Lloyds chairman Lord Blackwell said the actions of those responsible for the misconduct were “completely unacceptable”.
However, the group has been unable to take any action against a number of individuals who had left the bank prior to the regulators’ decision.
Lloyds was fined £105m by the UK’s Financial Conduct Authority (FCA), $105m (about £64.6) by America’s Commodity and Futures Trading Commission and a further $86m (about £52.9m) by the US Department of Justice.
As well as Libor, the bankers also manipulated the benchmark repo rate, which was used to calculate fees due to the Bank of England for its support during the financial crisis. Lloyds is 24.9 per cent owned by UK taxpayers.
Lloyds said it has shared all relevant information with the FCA, the City regulator, and other relevant authorities.
In July, Bank of England governor Mark Carney described the actions of Lloyds between 2006 and 2009 as “highly reprehensible, clearly unlawful and may amount to criminal conduct on the part of the individuals involved”.
Lloyds said unvested bonuses and long-term incentives totalling around £3m for the fired individuals will be forfeited.
Lord Blackwell said the significant reputational damage and financial cost to the group will also be reflected in the options considered in relation to other staff bonus payments.
He said: “The board has been clear that it views the actions of those responsible for the misconduct referred to in the settlements as being completely unacceptable.
“It is entirely right that the group undertook a prompt, independent and thorough disciplinary process immediately after the settlements were announced and has taken appropriate action as a result. A number of individuals have been dismissed.”
The Libor rigging took place between May 2006 and June 2009, with 16 individuals from Lloyds directly involved, seven of them managers – including one who was also involved in the repo misconduct.
The FCA’s fine of £105m included £70m for its attempts to rig the Special Liquidity Scheme, the taxpayer-backed scheme set up to support UK banks during the financial crisis.
The rest of the fine related to the manipulation of Libor, the London benchmark inter-bank lending rate. This is considered to be one of the most important interest rates in finance, upon which trillions of financial contracts rest, from loans to mortgages to derivatives.
Part of the Libor misconduct came after pressure from a manager over market perception of its financial stability during the financial crisis, the FCA found, as well as attempts to boost trading positions.

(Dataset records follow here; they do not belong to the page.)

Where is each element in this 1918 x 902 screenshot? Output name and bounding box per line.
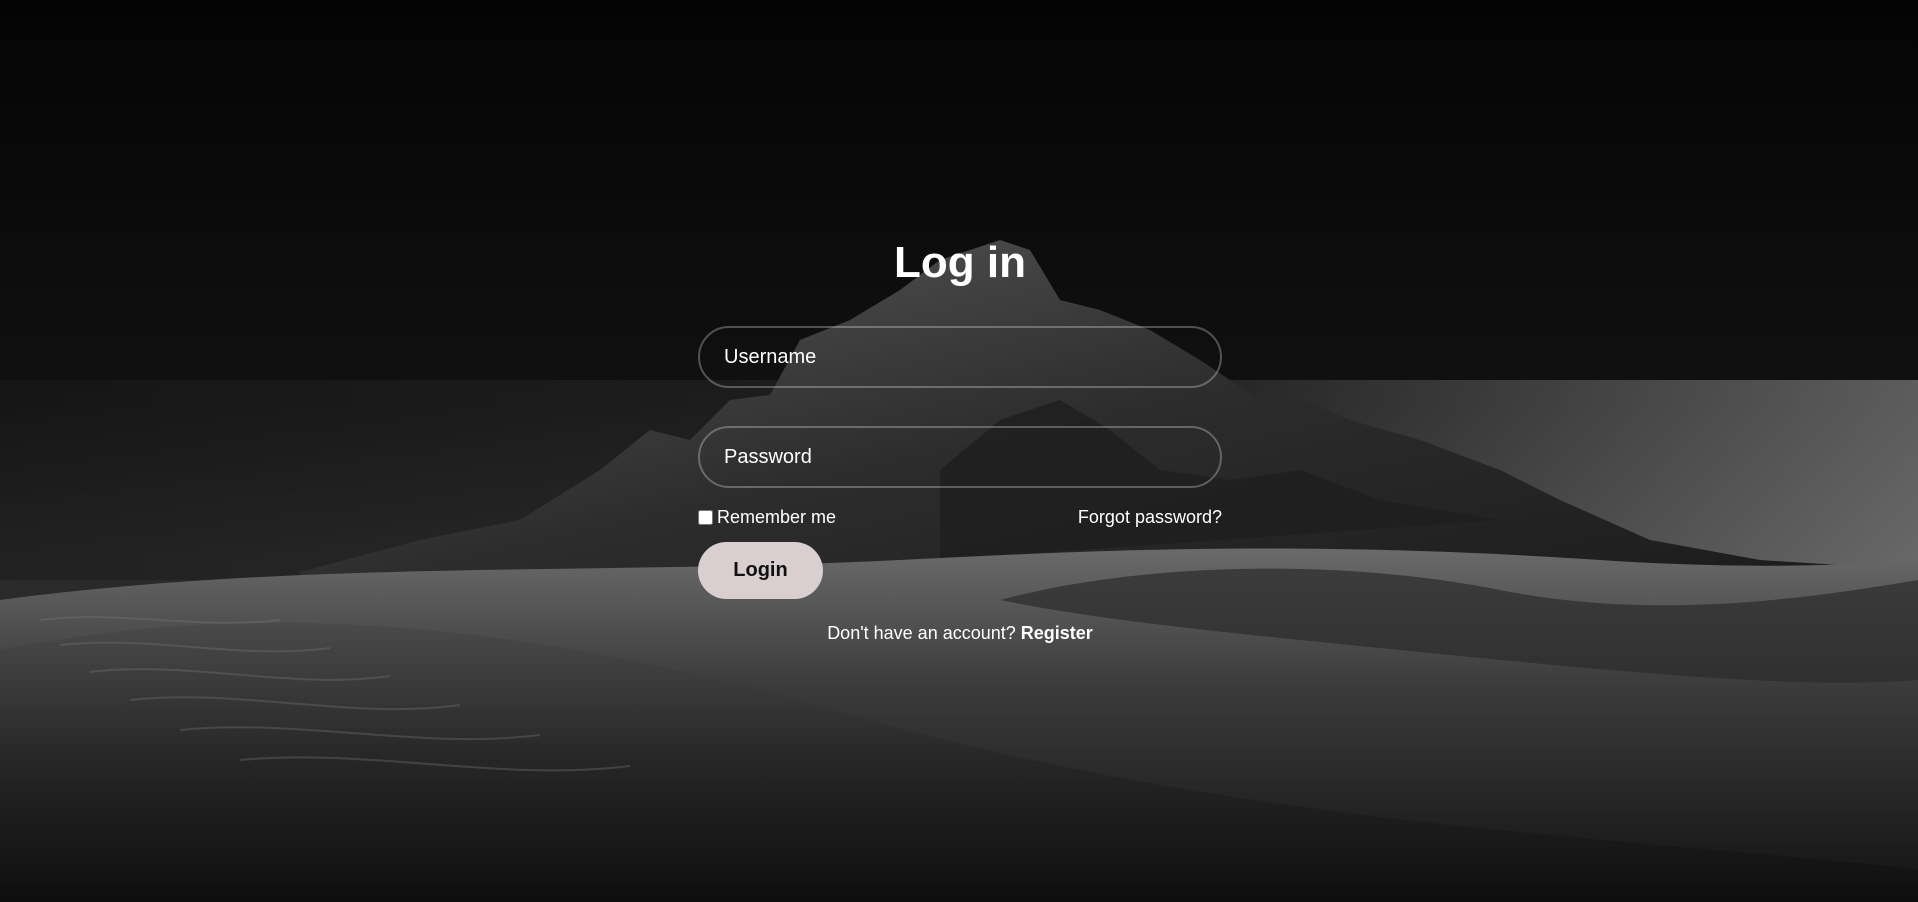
remember-me-option[interactable]: Remember me xyxy=(698,507,836,528)
login-button[interactable]: Login xyxy=(698,542,823,599)
register-link[interactable]: Register xyxy=(1021,623,1093,643)
password-input[interactable] xyxy=(698,426,1222,488)
remember-me-checkbox[interactable] xyxy=(698,509,713,525)
username-input[interactable] xyxy=(698,326,1222,388)
login-options-row: Remember me Forgot password? xyxy=(698,506,1222,528)
login-form: Log in Remember me Forgot password? Logi… xyxy=(698,230,1222,644)
forgot-password-link[interactable]: Forgot password? xyxy=(1078,507,1222,528)
remember-me-label: Remember me xyxy=(717,506,837,527)
register-prompt: Don't have an account? Register xyxy=(698,623,1222,644)
page-title: Log in xyxy=(894,238,1026,287)
no-account-text: Don't have an account? xyxy=(827,623,1021,643)
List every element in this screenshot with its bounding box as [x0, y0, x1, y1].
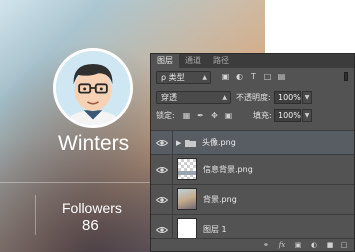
dropdown-arrow-icon: ▲︎ [222, 94, 227, 101]
layer-thumbnail [177, 158, 197, 180]
cartoon-face-avatar-image [56, 51, 130, 125]
visibility-eye-icon[interactable] [156, 226, 168, 234]
blend-mode-label: 穿透 [161, 93, 177, 102]
fill-label: 填充: [253, 111, 272, 120]
layers-panel: 图层 通道 路径 ρ 类型 ▲︎ ▣ ◐ T □ ▤ 穿透 ▲︎ 不透明度: 1… [150, 53, 355, 252]
thumbnail-stripe [178, 171, 196, 175]
group-expand-arrow-icon[interactable]: ▶︎ [176, 138, 181, 148]
blend-mode-dropdown[interactable]: 穿透 ▲︎ [156, 91, 231, 104]
adjustment-layer-icon[interactable]: ◐ [309, 241, 319, 250]
tab-channels[interactable]: 通道 [179, 54, 207, 68]
pixel-filter-icon[interactable]: ▣ [221, 72, 230, 81]
lock-position-icon[interactable]: ✥ [209, 110, 220, 121]
lock-image-pixels-icon[interactable]: ✒ [195, 110, 206, 121]
blend-opacity-row: 穿透 ▲︎ 不透明度: 100% ▼︎ [151, 90, 354, 106]
opacity-stepper-icon[interactable]: ▼︎ [302, 91, 312, 104]
layer-thumbnail [177, 218, 197, 240]
layer-row-info-background[interactable]: 信息背景.png [151, 154, 354, 184]
layer-filter-row: ρ 类型 ▲︎ ▣ ◐ T □ ▤ [151, 70, 354, 86]
eye-column-divider [172, 185, 173, 214]
filter-type-dropdown[interactable]: ρ 类型 ▲︎ [156, 71, 211, 84]
fill-stepper-icon[interactable]: ▼︎ [302, 109, 312, 122]
opacity-label: 不透明度: [236, 93, 271, 102]
profile-username: Winters [58, 132, 130, 155]
layer-name: 信息背景.png [203, 164, 253, 174]
shape-filter-icon[interactable]: □ [263, 72, 272, 81]
layer-style-fx-icon[interactable]: fx [277, 241, 287, 250]
lock-transparent-pixels-icon[interactable]: ▦ [181, 110, 192, 121]
layer-row-avatar-group[interactable]: ▶︎ 头像.png [151, 130, 354, 154]
tab-layers[interactable]: 图层 [151, 54, 179, 68]
layer-name: 背景.png [203, 194, 237, 204]
layer-row-background[interactable]: 背景.png [151, 184, 354, 214]
lock-label: 锁定: [156, 111, 175, 120]
adjustment-filter-icon[interactable]: ◐ [235, 72, 244, 81]
lock-fill-row: 锁定: ▦ ✒ ✥ ▣ 填充: 100% ▼︎ [151, 109, 354, 125]
layer-thumbnail [177, 188, 197, 210]
eye-column-divider [172, 155, 173, 184]
visibility-eye-icon[interactable] [156, 196, 168, 204]
smart-object-filter-icon[interactable]: ▤ [277, 72, 286, 81]
layer-name: 图层 1 [203, 224, 227, 234]
eye-column-divider [172, 131, 173, 154]
add-mask-icon[interactable]: ▣ [293, 241, 303, 250]
dropdown-arrow-icon: ▲︎ [202, 74, 207, 81]
visibility-eye-icon[interactable] [156, 166, 168, 174]
layers-bottom-toolbar: ⚭ fx ▣ ◐ ■ □ [151, 238, 354, 251]
filter-toggle-switch[interactable] [344, 72, 348, 81]
avatar[interactable] [53, 48, 133, 128]
opacity-input[interactable]: 100% [274, 91, 301, 104]
type-filter-icon[interactable]: T [249, 72, 258, 81]
layers-list: ▶︎ 头像.png 信息背景.png 背景.png 图层 1 [151, 130, 354, 244]
filter-type-label: ρ 类型 [161, 73, 185, 82]
new-group-icon[interactable]: ■ [325, 241, 335, 250]
stats-separator [35, 195, 36, 235]
fill-input[interactable]: 100% [274, 109, 301, 122]
new-layer-icon[interactable]: □ [339, 241, 349, 250]
followers-count: 86 [82, 217, 99, 234]
lock-all-icon[interactable]: ▣ [223, 110, 234, 121]
panel-tabs: 图层 通道 路径 [151, 54, 354, 68]
link-layers-icon[interactable]: ⚭ [261, 241, 271, 250]
layer-name: 头像.png [202, 137, 236, 147]
tab-paths[interactable]: 路径 [207, 54, 235, 68]
folder-icon [185, 139, 196, 147]
followers-label: Followers [62, 200, 122, 216]
visibility-eye-icon[interactable] [156, 139, 168, 147]
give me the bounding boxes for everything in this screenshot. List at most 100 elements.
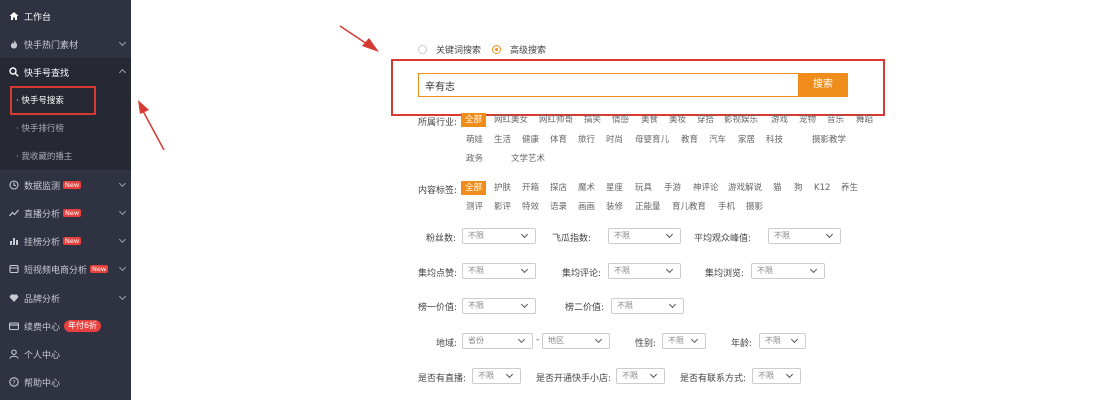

Lloyds chief executive Antonio Horta-Osorio said the bank had taken steps to prevent the same behaviour recurring.
He said: “The changes we have implemented over the last three years as part of our successful customer-focused and UK-centric strategy have created a culture and values that focus totally on our retail and commercial customers.”
Lloyds also said it had shared the outcome of its disciplinary process with the FCA and other relevant authorities.